Publicado por: ENRIQUE RUEDA PINILLA
Hoy estreno una bata azul y muy alto en el balcón la brisa y aromas que bajan de las montañas acarician mi cara. La ciudad está despertando, pero hay luces encendidas. El sol despunta en las lomas de Ruitoque y Zapatoca. Hay paz y silencio. Caminantes mañaneros regresan a sus casas. Un café con tostadas junto al periódico completa mi rutina diaria. Pero hoy no es igual. Mi mente vaga en pensamientos; todos duermen, nada se mueve en al apartamento; yo salgo siempre muy temprano.

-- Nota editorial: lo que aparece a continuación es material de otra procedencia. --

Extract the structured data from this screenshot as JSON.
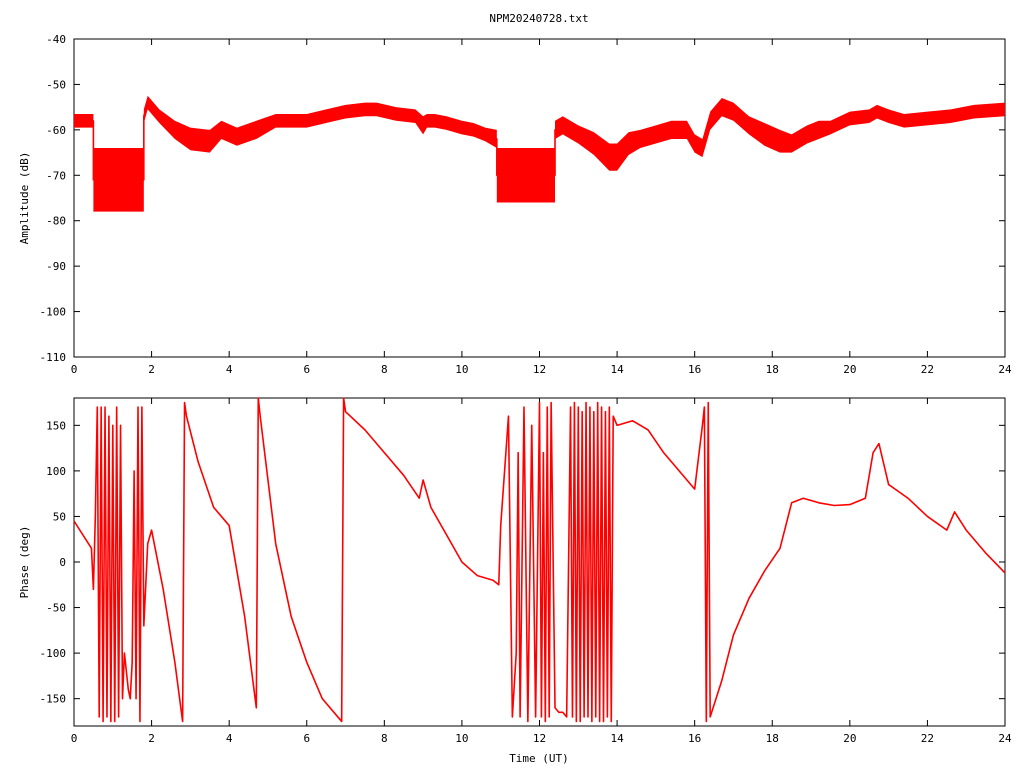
{
  "title": "NPM20240728.txt",
  "xlabel": "Time (UT)",
  "trace_color": "#ff0000",
  "chart_data": [
    {
      "type": "line",
      "ylabel": "Amplitude (dB)",
      "xlim": [
        0,
        24
      ],
      "ylim": [
        -110,
        -40
      ],
      "xticks": [
        0,
        2,
        4,
        6,
        8,
        10,
        12,
        14,
        16,
        18,
        20,
        22,
        24
      ],
      "yticks": [
        -40,
        -50,
        -60,
        -70,
        -80,
        -90,
        -100,
        -110
      ],
      "grid": false,
      "series": [
        {
          "x": [
            0,
            0.5,
            0.5,
            0.8,
            1.2,
            1.8,
            1.8,
            1.9,
            2.2,
            2.6,
            3.0,
            3.5,
            3.8,
            4.2,
            4.7,
            5.2,
            5.6,
            6.0,
            6.5,
            7.0,
            7.5,
            7.8,
            8.3,
            8.8,
            9.0,
            9.1,
            9.3,
            9.6,
            10.0,
            10.3,
            10.6,
            10.9,
            10.9,
            11.3,
            11.8,
            12.4,
            12.4,
            12.6,
            13.0,
            13.4,
            13.8,
            14.0,
            14.3,
            14.6,
            15.0,
            15.4,
            15.8,
            16.0,
            16.2,
            16.4,
            16.7,
            17.0,
            17.4,
            17.8,
            18.2,
            18.5,
            18.9,
            19.2,
            19.5,
            20.0,
            20.5,
            20.7,
            21.0,
            21.4,
            22.0,
            22.6,
            23.2,
            24.0
          ],
          "y": [
            -58,
            -58,
            -71,
            -71,
            -71,
            -71,
            -57,
            -54,
            -57,
            -60,
            -62,
            -62.5,
            -60,
            -61.5,
            -60,
            -58,
            -58,
            -58,
            -57,
            -56,
            -55.5,
            -55.5,
            -56.5,
            -57,
            -59,
            -58,
            -58,
            -58.5,
            -59.5,
            -60,
            -61,
            -62,
            -70,
            -70,
            -70,
            -70,
            -60,
            -59,
            -61,
            -63,
            -66,
            -66,
            -63,
            -62,
            -61,
            -60,
            -60,
            -63,
            -64,
            -58,
            -55,
            -56,
            -59,
            -61,
            -62.5,
            -63,
            -61,
            -60,
            -59.5,
            -57.5,
            -57,
            -56,
            -57,
            -58,
            -57.5,
            -57,
            -56,
            -55.5
          ],
          "band": [
            1.5,
            1.5,
            7,
            7,
            7,
            7,
            1.5,
            1.5,
            1.5,
            2,
            2.5,
            2.5,
            2,
            2,
            2,
            1.5,
            1.5,
            1.5,
            1.5,
            1.5,
            1.5,
            1.5,
            1.5,
            1.5,
            2,
            1.5,
            1.5,
            1.5,
            1.5,
            1.5,
            1.5,
            2,
            6,
            6,
            6,
            6,
            2,
            2,
            2,
            2.5,
            3,
            3,
            2.5,
            2,
            2,
            2,
            2,
            2,
            2,
            2,
            2,
            2,
            2,
            2.5,
            2.5,
            2,
            2,
            2,
            1.5,
            1.5,
            1.5,
            1.5,
            1.5,
            1.5,
            1.5,
            1.5,
            1.5,
            1.5
          ]
        }
      ]
    },
    {
      "type": "line",
      "ylabel": "Phase (deg)",
      "xlim": [
        0,
        24
      ],
      "ylim": [
        -180,
        180
      ],
      "xticks": [
        0,
        2,
        4,
        6,
        8,
        10,
        12,
        14,
        16,
        18,
        20,
        22,
        24
      ],
      "yticks": [
        150,
        100,
        50,
        0,
        -50,
        -100,
        -150
      ],
      "grid": false,
      "series": [
        {
          "x": [
            0,
            0.3,
            0.45,
            0.5,
            0.55,
            0.6,
            0.65,
            0.7,
            0.75,
            0.8,
            0.85,
            0.9,
            0.95,
            1.0,
            1.05,
            1.1,
            1.15,
            1.2,
            1.25,
            1.3,
            1.35,
            1.4,
            1.45,
            1.5,
            1.55,
            1.6,
            1.65,
            1.7,
            1.75,
            1.8,
            1.9,
            2.0,
            2.3,
            2.6,
            2.8,
            2.85,
            2.9,
            3.2,
            3.6,
            4.0,
            4.4,
            4.7,
            4.75,
            4.8,
            5.2,
            5.6,
            6.0,
            6.4,
            6.9,
            6.95,
            7.0,
            7.5,
            8.0,
            8.5,
            8.9,
            9.0,
            9.2,
            9.6,
            10.0,
            10.4,
            10.8,
            10.95,
            11.0,
            11.1,
            11.2,
            11.3,
            11.4,
            11.45,
            11.5,
            11.6,
            11.7,
            11.8,
            11.9,
            12.0,
            12.05,
            12.1,
            12.15,
            12.2,
            12.25,
            12.3,
            12.4,
            12.5,
            12.6,
            12.7,
            12.8,
            12.85,
            12.9,
            12.95,
            13.0,
            13.05,
            13.1,
            13.15,
            13.2,
            13.25,
            13.3,
            13.35,
            13.4,
            13.45,
            13.5,
            13.55,
            13.6,
            13.65,
            13.7,
            13.75,
            13.8,
            13.85,
            13.9,
            14.0,
            14.4,
            14.8,
            15.2,
            15.6,
            16.0,
            16.2,
            16.25,
            16.3,
            16.35,
            16.4,
            16.7,
            17.0,
            17.4,
            17.8,
            18.2,
            18.5,
            18.8,
            19.2,
            19.6,
            20.0,
            20.4,
            20.6,
            20.75,
            21.0,
            21.5,
            22.0,
            22.5,
            22.7,
            23.0,
            23.5,
            24.0
          ],
          "y": [
            45,
            25,
            15,
            -30,
            50,
            170,
            -170,
            170,
            -175,
            170,
            -170,
            160,
            -175,
            150,
            -175,
            170,
            -170,
            150,
            -150,
            -100,
            -120,
            -140,
            -150,
            -110,
            100,
            -150,
            170,
            -175,
            170,
            -70,
            20,
            35,
            -30,
            -110,
            -175,
            175,
            160,
            110,
            60,
            40,
            -60,
            -160,
            180,
            160,
            20,
            -60,
            -110,
            -150,
            -175,
            180,
            165,
            145,
            120,
            95,
            70,
            90,
            60,
            30,
            0,
            -15,
            -20,
            -25,
            40,
            100,
            160,
            -170,
            -100,
            120,
            -170,
            170,
            -175,
            150,
            -170,
            175,
            -170,
            120,
            -175,
            170,
            -170,
            175,
            -160,
            -165,
            -165,
            -170,
            170,
            -170,
            175,
            -175,
            170,
            -175,
            165,
            -170,
            175,
            -170,
            170,
            -175,
            165,
            -170,
            175,
            -175,
            170,
            -175,
            165,
            -170,
            170,
            -175,
            160,
            150,
            155,
            145,
            120,
            100,
            80,
            150,
            170,
            -175,
            175,
            -170,
            -130,
            -80,
            -40,
            -10,
            15,
            65,
            70,
            65,
            62,
            63,
            70,
            120,
            130,
            85,
            70,
            50,
            35,
            55,
            35,
            10,
            -12
          ]
        }
      ]
    }
  ]
}
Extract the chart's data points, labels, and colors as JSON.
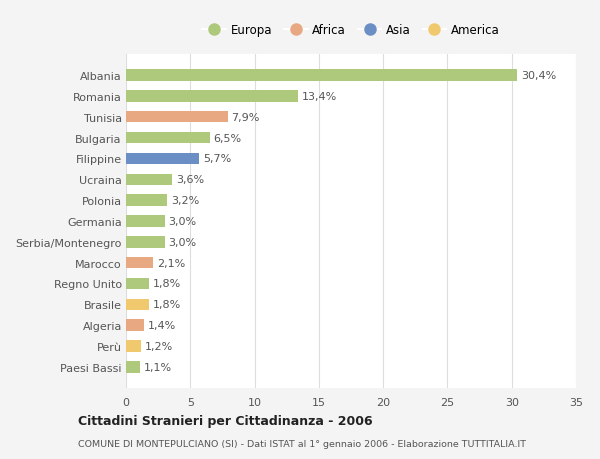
{
  "countries": [
    "Albania",
    "Romania",
    "Tunisia",
    "Bulgaria",
    "Filippine",
    "Ucraina",
    "Polonia",
    "Germania",
    "Serbia/Montenegro",
    "Marocco",
    "Regno Unito",
    "Brasile",
    "Algeria",
    "Perù",
    "Paesi Bassi"
  ],
  "values": [
    30.4,
    13.4,
    7.9,
    6.5,
    5.7,
    3.6,
    3.2,
    3.0,
    3.0,
    2.1,
    1.8,
    1.8,
    1.4,
    1.2,
    1.1
  ],
  "labels": [
    "30,4%",
    "13,4%",
    "7,9%",
    "6,5%",
    "5,7%",
    "3,6%",
    "3,2%",
    "3,0%",
    "3,0%",
    "2,1%",
    "1,8%",
    "1,8%",
    "1,4%",
    "1,2%",
    "1,1%"
  ],
  "regions": [
    "Europa",
    "Europa",
    "Africa",
    "Europa",
    "Asia",
    "Europa",
    "Europa",
    "Europa",
    "Europa",
    "Africa",
    "Europa",
    "America",
    "Africa",
    "America",
    "Europa"
  ],
  "colors": {
    "Europa": "#aec87c",
    "Africa": "#e8a882",
    "Asia": "#6b8ec4",
    "America": "#f0c96e"
  },
  "legend_order": [
    "Europa",
    "Africa",
    "Asia",
    "America"
  ],
  "title": "Cittadini Stranieri per Cittadinanza - 2006",
  "subtitle": "COMUNE DI MONTEPULCIANO (SI) - Dati ISTAT al 1° gennaio 2006 - Elaborazione TUTTITALIA.IT",
  "xlim": [
    0,
    35
  ],
  "xticks": [
    0,
    5,
    10,
    15,
    20,
    25,
    30,
    35
  ],
  "background_color": "#f4f4f4",
  "plot_bg_color": "#ffffff",
  "grid_color": "#dddddd",
  "bar_height": 0.55,
  "label_fontsize": 8,
  "ytick_fontsize": 8,
  "xtick_fontsize": 8
}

Los minutos pasan rápidamente. Amaneció plenamente.
Se escuchan ya sonidos de carros, perros ladran en su ronda diaria, se ven ya estudiantes y no se qué hacer. Imagino el concejo de profesores y mi asiento en la gran mesa, al lado del jefe. Allá se cuentan historias del fin de semana. Hay risas. ¿Me extrañan? Tal vez, me invade la nostalgia. Yazmín se sorprende al verme. ¿Qué hace aquí?, pensará. No sabe que hoy es mi primer día de jubilado.